Contemporary African artists finally get their due on global scene
October 1, 2017 | Kristin Palitza |
CAPE TOWN (dpa) – Gone are the days when African art was equated with wood carvings, masks and ethnic paintings.
A new generation of contemporary artists from the continent has become an integral part of the global art scene.
“The marketplace for modern and contemporary art from Africa has transformed dramatically over the past decade,” says Hannah O’Leary, an art expert at London’s famous auction house Sotheby’s.
Art from Africa is now regarded as “exciting, innovative and relevant,” says O’Leary, who describes this relatively new trend as “long overdue.”
In May, Sotheby’s held an art auction that exclusively sold contemporary and modern art from Africa for the first time.
A hundred works by 60 artists from 14 African countries were put up for auction.
Bidders from 29 countries around the globe ended up buying 83 of them for a total of 3.8 million dollars – a result experts see as an important signal for the global art market.
Many of those works sold for “record-breaking prices,” according to O’Leary.
The highest-selling piece, bought for 985,000 dollars, was “Earth Developing More Roots,” a sculpture made from bottle caps and wire by Ghanaian artist El Anatsui.
The sculpture “Crash Willy” by the British-Nigerian artist Yinka Shonibare, with an estimated worth of about 203,000 dollars before the auction, sold for 305,000 dollars, a world record for the artist, according to Sotheby’s.
Works by Antonio Ole from Angola, Pascale Marthine Tayou from Cameroon, Abiodun Olaku from Nigeria and Armand Boua from the Ivory Coast had also been highly sought-after, the auction house says.
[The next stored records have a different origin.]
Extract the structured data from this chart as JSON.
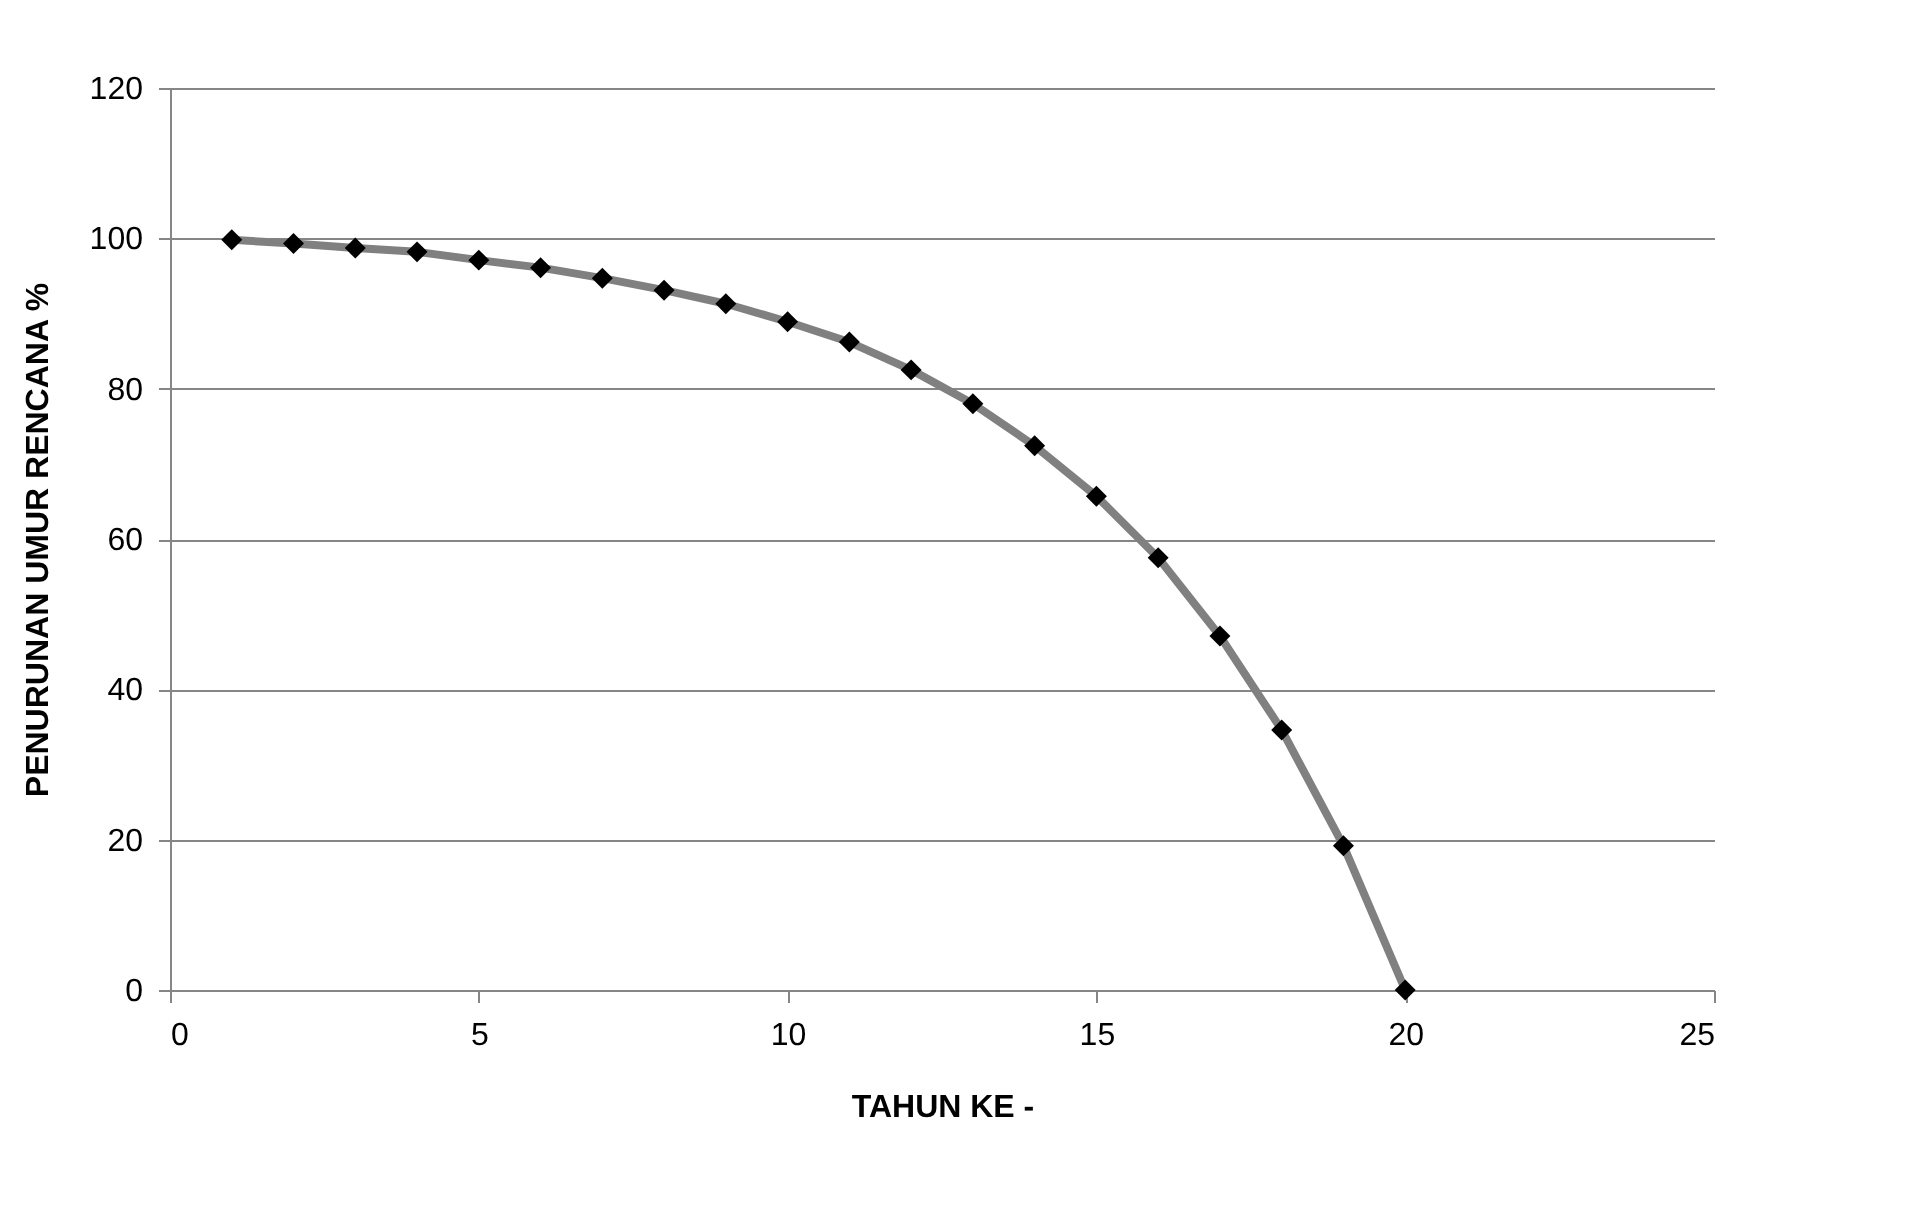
{
  "chart_data": {
    "type": "line",
    "xlabel": "TAHUN KE -",
    "ylabel": "PENURUNAN UMUR RENCANA %",
    "x": [
      1,
      2,
      3,
      4,
      5,
      6,
      7,
      8,
      9,
      10,
      11,
      12,
      13,
      14,
      15,
      16,
      17,
      18,
      19,
      20
    ],
    "series": [
      {
        "color": "#808080",
        "values": [
          99.8,
          99.3,
          98.7,
          98.2,
          97.1,
          96.1,
          94.7,
          93.1,
          91.3,
          88.9,
          86.2,
          82.5,
          78,
          72.4,
          65.7,
          57.5,
          47.1,
          34.6,
          19.2,
          0
        ]
      }
    ],
    "xlim": [
      0,
      25
    ],
    "xticks": [
      0,
      5,
      10,
      15,
      20,
      25
    ],
    "ylim": [
      0,
      120
    ],
    "yticks": [
      0,
      20,
      40,
      60,
      80,
      100,
      120
    ],
    "grid": "y",
    "marker": "diamond",
    "line_style": "solid"
  }
}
Italy’s Venice Biennale, documenta in Kassel, Germany, as well as London’s trade fair 1.54, which will be exhibiting art from Africa’s 54 countries for the fifth time in October, contribute to the buzz.
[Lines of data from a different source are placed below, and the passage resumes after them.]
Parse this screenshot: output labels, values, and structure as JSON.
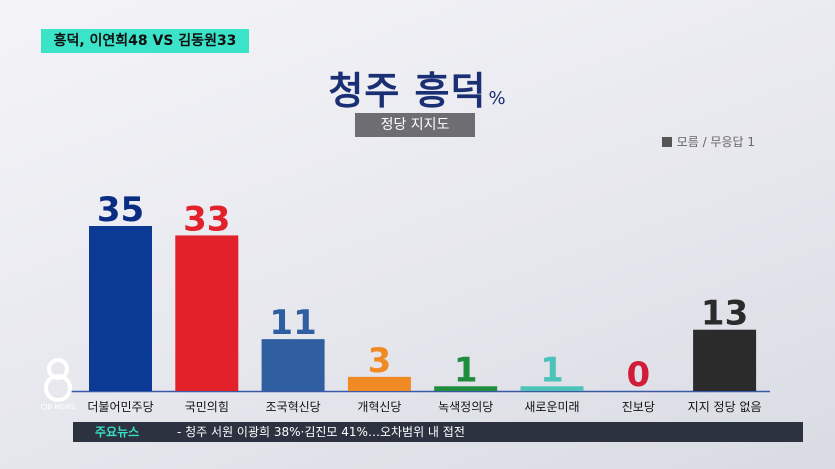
{
  "tag": "흥덕, 이연희48 VS 김동원33",
  "title": "청주 흥덕",
  "title_unit": "%",
  "subtitle": "정당 지지도",
  "legend_note": "모름 / 무응답 1",
  "ticker": {
    "label": "주요뉴스",
    "text": "- 청주 서원 이광희 38%·김진모 41%…오차범위 내 접전"
  },
  "logo_text": "CJB NEWS",
  "chart_data": {
    "type": "bar",
    "categories": [
      "더불어민주당",
      "국민의힘",
      "조국혁신당",
      "개혁신당",
      "녹색정의당",
      "새로운미래",
      "진보당",
      "지지 정당 없음"
    ],
    "values": [
      35,
      33,
      11,
      3,
      1,
      1,
      0,
      13
    ],
    "colors": [
      "#0a3a93",
      "#e3212b",
      "#2f5fa0",
      "#f08a24",
      "#1f8c3e",
      "#4cc3b8",
      "#d01c38",
      "#2b2b2b"
    ],
    "label_colors": [
      "#0a2c82",
      "#e3212b",
      "#2f5fa0",
      "#f08a24",
      "#1f8c3e",
      "#4cc3b8",
      "#d01c38",
      "#2b2b2b"
    ],
    "ylim": [
      0,
      35
    ]
  }
}
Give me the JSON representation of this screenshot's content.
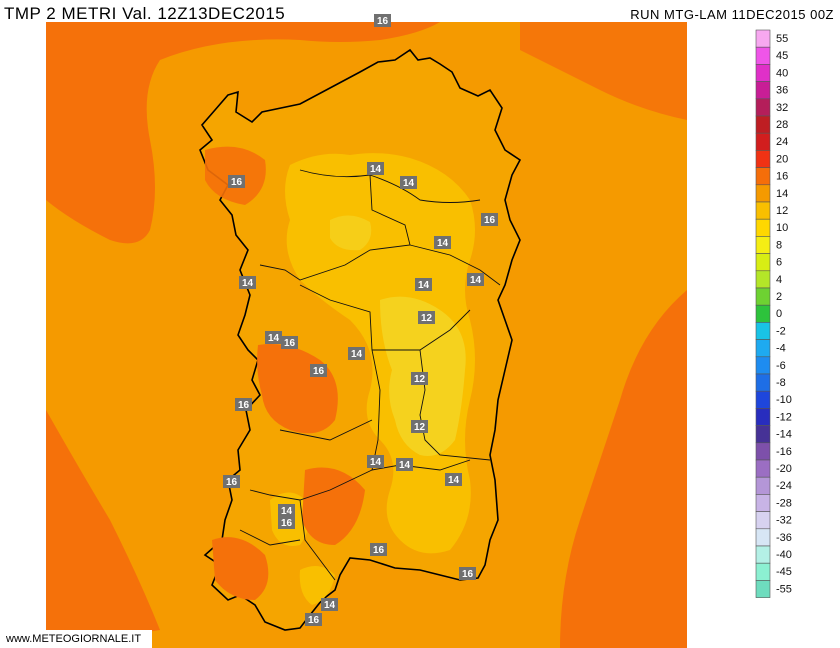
{
  "header": {
    "title": "TMP 2 METRI Val. 12Z13DEC2015",
    "run": "RUN MTG-LAM 11DEC2015 00Z"
  },
  "footer": {
    "credit": "www.METEOGIORNALE.IT"
  },
  "legend": {
    "labels": [
      "55",
      "45",
      "40",
      "36",
      "32",
      "28",
      "24",
      "20",
      "16",
      "14",
      "12",
      "10",
      "8",
      "6",
      "4",
      "2",
      "0",
      "-2",
      "-4",
      "-6",
      "-8",
      "-10",
      "-12",
      "-14",
      "-16",
      "-20",
      "-24",
      "-28",
      "-32",
      "-36",
      "-40",
      "-45",
      "-55"
    ],
    "colors": [
      "#f7a8f0",
      "#ef55e8",
      "#e030c8",
      "#c81e96",
      "#b41e5a",
      "#be1e23",
      "#d21e1e",
      "#f03214",
      "#f56e0a",
      "#f59a00",
      "#f9bf00",
      "#ffd700",
      "#f5ee14",
      "#d8ee14",
      "#b4e628",
      "#6ed232",
      "#2dc33c",
      "#19c3e6",
      "#1eaaf0",
      "#1e8cf0",
      "#1e6ee6",
      "#1e46dc",
      "#282dbe",
      "#463296",
      "#7d50aa",
      "#9b6ec3",
      "#b496d7",
      "#c8b4e6",
      "#d7d2f0",
      "#d7e6f5",
      "#b4f0e6",
      "#8cf0d2",
      "#6edcbe"
    ]
  },
  "stations": [
    {
      "label": "14"
    },
    {
      "label": "16"
    },
    {
      "label": "14"
    },
    {
      "label": "14"
    },
    {
      "label": "16"
    },
    {
      "label": "14"
    },
    {
      "label": "14"
    },
    {
      "label": "14"
    },
    {
      "label": "14"
    },
    {
      "label": "12"
    },
    {
      "label": "14"
    },
    {
      "label": "16"
    },
    {
      "label": "14"
    },
    {
      "label": "16"
    },
    {
      "label": "12"
    },
    {
      "label": "16"
    },
    {
      "label": "12"
    },
    {
      "label": "16"
    },
    {
      "label": "14"
    },
    {
      "label": "14"
    },
    {
      "label": "16"
    },
    {
      "label": "14"
    },
    {
      "label": "16"
    },
    {
      "label": "16"
    },
    {
      "label": "16"
    },
    {
      "label": "14"
    },
    {
      "label": "16"
    }
  ],
  "colors": {
    "sea_warm": "#f59a00",
    "sea_hot": "#f5710a",
    "land_warm": "#f5a500",
    "land_mild": "#f9bf00",
    "land_cool": "#f5d21e",
    "station_box": "#707070"
  }
}
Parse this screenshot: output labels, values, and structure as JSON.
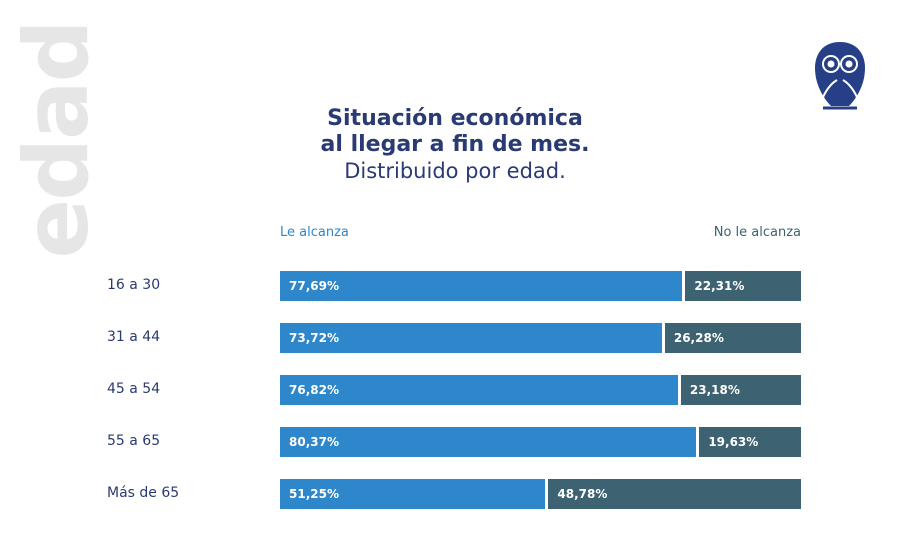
{
  "side_label": "edad",
  "chart_data": {
    "type": "bar",
    "stacked": true,
    "orientation": "horizontal",
    "title": "Situación económica al llegar a fin de mes.",
    "title_lines": [
      "Situación económica",
      "al llegar a fin de mes."
    ],
    "subtitle": "Distribuido por edad.",
    "categories": [
      "16 a 30",
      "31 a 44",
      "45 a 54",
      "55 a 65",
      "Más de 65"
    ],
    "series": [
      {
        "name": "Le alcanza",
        "color": "#2e86cb",
        "values": [
          77.69,
          73.72,
          76.82,
          80.37,
          51.25
        ],
        "labels": [
          "77,69%",
          "73,72%",
          "76,82%",
          "80,37%",
          "51,25%"
        ]
      },
      {
        "name": "No le alcanza",
        "color": "#3d6272",
        "values": [
          22.31,
          26.28,
          23.18,
          19.63,
          48.78
        ],
        "labels": [
          "22,31%",
          "26,28%",
          "23,18%",
          "19,63%",
          "48,78%"
        ]
      }
    ],
    "legend": "top",
    "xlim": [
      0,
      100
    ]
  },
  "logo": "owl-logo"
}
The foundation of French luxury label Louis Vuitton has also gotten hip to African art with a three-part mega-exhibit planned this May.
“All these events have had a significant impact on how people view African art,” Emma Bedford, an art expert and director of the South African auction house Aspire, tells dpa.
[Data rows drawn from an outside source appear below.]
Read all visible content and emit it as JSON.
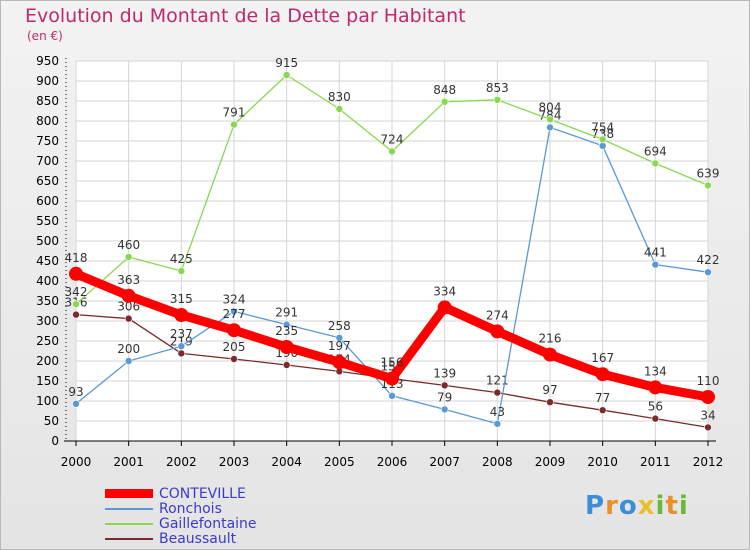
{
  "chart_data": {
    "type": "line",
    "title": "Evolution du Montant de la Dette par Habitant",
    "subtitle": "(en €)",
    "xlabel": "",
    "ylabel": "",
    "x": [
      "2000",
      "2001",
      "2002",
      "2003",
      "2004",
      "2005",
      "2006",
      "2007",
      "2008",
      "2009",
      "2010",
      "2011",
      "2012"
    ],
    "ylim": [
      0,
      950
    ],
    "yticks": [
      0,
      50,
      100,
      150,
      200,
      250,
      300,
      350,
      400,
      450,
      500,
      550,
      600,
      650,
      700,
      750,
      800,
      850,
      900,
      950
    ],
    "grid": true,
    "legend_position": "bottom-left",
    "series": [
      {
        "name": "CONTEVILLE",
        "color": "#ff0000",
        "values": [
          418,
          363,
          315,
          277,
          235,
          197,
          156,
          334,
          274,
          216,
          167,
          134,
          110
        ]
      },
      {
        "name": "Ronchois",
        "color": "#5a9ad4",
        "values": [
          93,
          200,
          237,
          324,
          291,
          258,
          113,
          79,
          43,
          784,
          738,
          441,
          422
        ]
      },
      {
        "name": "Gaillefontaine",
        "color": "#88d850",
        "values": [
          342,
          460,
          425,
          791,
          915,
          830,
          724,
          848,
          853,
          804,
          754,
          694,
          639
        ]
      },
      {
        "name": "Beaussault",
        "color": "#7a2a2a",
        "values": [
          316,
          306,
          219,
          205,
          190,
          174,
          156,
          139,
          121,
          97,
          77,
          56,
          34
        ]
      }
    ]
  },
  "brand": {
    "letters": [
      "P",
      "r",
      "o",
      "x",
      "i",
      "t",
      "i"
    ],
    "colors": [
      "#3a8fd6",
      "#e8912a",
      "#3a8fd6",
      "#e8c12a",
      "#6ab83a",
      "#e8912a",
      "#6ab83a"
    ]
  }
}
As a result, art from Africa is being increasingly added to the permanent collections of top museums such as London’s Tate Modern or New York’s Museum of Modern Art (MoMA), according to Bedford.
Tourists coming to Africa now visit galleries and museums instead of only wildlife parks, she adds.
In many parts of Africa, pulsating art scenes are drawing ever-bigger crowds, including the RAW art centre in the Senegalese Dakar, the Centre for Contemporary Art in Nigeria’s economic metropolis of Lagos and the 32º East in the Ugandan capital of Kampala.
At the Kempinski Hotel in Ghana’s capital, Accra, British-Lebanese collector Marwan Zakhem recently opened a gallery for contemporary art, Gallery in 1957, to “place Accra and its already vibrant arts scene on the international map.”
Of course, not everything is rosy, art experts note. Compared to artists from Europe, contemporary African art remains under-represented worldwide, and many young African artists continue to lack institutional support.
Even the term “African art” itself is troubling, one-dimensionally throwing artists from 54 countries into a single category.
The continent’s most established art market is unquestionably based in economically strong South Africa.
The cities of Johannesburg and Cape Town are home to dozens of galleries and museums.
In central Johannesburg, the newly redeveloped Maboneng district has become a melting pot for art and culture, while in Cape Town, German businessman Jochen Zeitz aims to raise the game even further.
The former boss of sports brand Puma opened the Zeitz Museum for Contemporary Art Africa (Zeitz MOCAA) on September 22.
The museum, located in a converted historical grain silo on the famous shopping and entertainment mile V&A Waterfront, is expected to attract hundreds of thousands of international visitors each year.
The Zeitz MOCAA will make a “huge contribution to the appreciation of African art,” believes Paul Harris, a South African art collector, whose private collection of more than 1,000 works is permanently exhibited at his hotel, the Ellerman House, in Cape Town.
Now is the right time to invest in art from Africa, says Harris. “The interest in and understanding of African art is on the rise … and its value for money is remarkable.”